The 1906 earthquake damaged many cable car and streetcar lines; in the aftermath, the United Railroads (URR) closed many cable cars lines and expanded the electric streetcar system. The URR resumed service on the Ocean Avenue (12) line on May 6, 1906; the line was soon extended to Ocean Beach via Junipero Serra Boulevard and Sloat Boulevard.
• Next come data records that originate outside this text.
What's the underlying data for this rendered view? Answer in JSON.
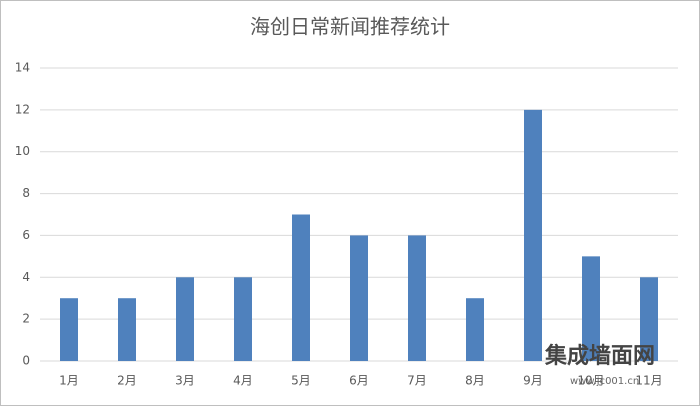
{
  "chart_data": {
    "type": "bar",
    "title": "海创日常新闻推荐统计",
    "categories": [
      "1月",
      "2月",
      "3月",
      "4月",
      "5月",
      "6月",
      "7月",
      "8月",
      "9月",
      "10月",
      "11月"
    ],
    "values": [
      3,
      3,
      4,
      4,
      7,
      6,
      6,
      3,
      12,
      5,
      4
    ],
    "color": "#4f81bd",
    "ylim": [
      0,
      14
    ],
    "yticks": [
      0,
      2,
      4,
      6,
      8,
      10,
      12,
      14
    ],
    "grid": true
  },
  "watermark": {
    "name": "集成墙面网",
    "url": "www.jc001.cn"
  }
}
The city-owned Twin Peaks Tunnel was opened on February 3, 1918, with the K Ingleside line running through the tunnel and terminating at St. Francis Circle to avoid crossing the existing private tracks. In November 1918, the San Francisco Municipal Railway reached an agreement with the URR to allow the city's streetcars to use Market Street Railway trackage. The K Ingleside line was thus extended southwards from St. Francis Circle on Junipero Serra Boulevard and east on Ocean Avenue on February 21, 1919. M Ocean View service began on October 6, 1925; the new line split from the existing tracks in the circle and ran southwest on a private right-of-way. The city purchased the private company (renamed Market Street Railway in 1921) in 1944; route 12 streetcar service ended on April 8, 1945, leaving just the K Ingleside on Junipero Serra Boulevard.

In 2010, Muni replaced the rail junction just south of the station. Rail service south of West Portal station was replaced with buses from May 17 to September 4.